There are time-based story elements that allow us to make decisions and tune conversations and situations with NPCs to our preferred (or usually surprising) outcomes, depending on how fast we want to make it through the plot. And, based on those decisions, the game can change and adapt its narrative and action sequences (and its plentiful endings). In one area of the demo at PAX, we pass through a police station to get our next missions. The desk attendant seems to have a thing for us, and continues to ask us questions about why we’re in a ninja outfit. If we rush through (essentially by answering “shut up” or “I have to go” before the timer exits its red-colored bar) then we start to raise the tension. She asks again. I try to rush it again. TENSION PEAKING. I have a feeling that if I do it again something bad will happen, so on her third time asking I wait until the bar passes into its regular answer area, popping up three possible replies. “It’s cosplay.” Ahh, okay, she buys it. She asks a couple more questions and then sets us on our way. Though our answers feel like they’re meaningless, they matter later on when we come back to the station, now filled with gun-wielding officers questioning why we’re covered in blood. “He’s just a cosplayer,” she replies, and we get to pass through unharmed.
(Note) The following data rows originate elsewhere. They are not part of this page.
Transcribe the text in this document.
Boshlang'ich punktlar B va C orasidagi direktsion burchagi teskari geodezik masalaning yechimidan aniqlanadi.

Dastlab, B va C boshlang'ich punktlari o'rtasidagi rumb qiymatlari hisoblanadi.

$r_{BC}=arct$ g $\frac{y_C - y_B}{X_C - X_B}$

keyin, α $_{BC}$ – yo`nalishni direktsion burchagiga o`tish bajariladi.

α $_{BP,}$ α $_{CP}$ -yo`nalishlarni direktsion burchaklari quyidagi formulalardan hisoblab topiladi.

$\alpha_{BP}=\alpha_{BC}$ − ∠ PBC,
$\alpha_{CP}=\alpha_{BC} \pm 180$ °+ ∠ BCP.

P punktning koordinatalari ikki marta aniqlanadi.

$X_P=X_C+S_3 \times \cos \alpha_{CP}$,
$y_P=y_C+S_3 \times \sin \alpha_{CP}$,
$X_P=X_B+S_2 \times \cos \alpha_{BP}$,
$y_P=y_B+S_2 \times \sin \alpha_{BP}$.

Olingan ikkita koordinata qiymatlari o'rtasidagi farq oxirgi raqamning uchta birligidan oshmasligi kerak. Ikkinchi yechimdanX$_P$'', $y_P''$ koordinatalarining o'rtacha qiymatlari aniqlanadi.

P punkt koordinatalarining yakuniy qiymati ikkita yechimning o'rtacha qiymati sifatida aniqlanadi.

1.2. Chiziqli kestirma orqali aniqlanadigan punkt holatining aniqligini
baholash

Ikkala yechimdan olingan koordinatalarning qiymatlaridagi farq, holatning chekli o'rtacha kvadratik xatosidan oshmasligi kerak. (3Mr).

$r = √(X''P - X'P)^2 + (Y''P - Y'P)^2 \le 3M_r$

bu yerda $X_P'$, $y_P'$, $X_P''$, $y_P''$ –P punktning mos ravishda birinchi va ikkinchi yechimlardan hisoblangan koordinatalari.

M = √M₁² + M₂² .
While all of that functions quite well, the main hook of the game is actually its time slowdown and reboot mechanism. Styled as if someone is watching a VHS tape of a battle sequence, we run through rooms as best as possible. If we die, the tape “rewinds” and our mystery narrator tells us that the scene actually didn’t play out that way. “No, that’s not it.” This is meant to inform us that we’re not so much playing a game, but reliving memories of the best possible way that we made it through a room. It’s quite novel, and a great way to inject time-based effects into the game. In fact, we can slow down time as well, with the tap of a button, to dash through laser beams or ventilation fans, or to even sneak up on enemies and swipe back their bullets.

It’s delicious. It’s also pretty violent, as heads explode and bodies get thrown around, in beautiful 16-bit glory. Yum!

The smooth controls and timeshifting gameplay blend together perfectly, and add up to a game that is firmly on our radar.

Katana Zero launches on Nintendo Switch and PC on April 18.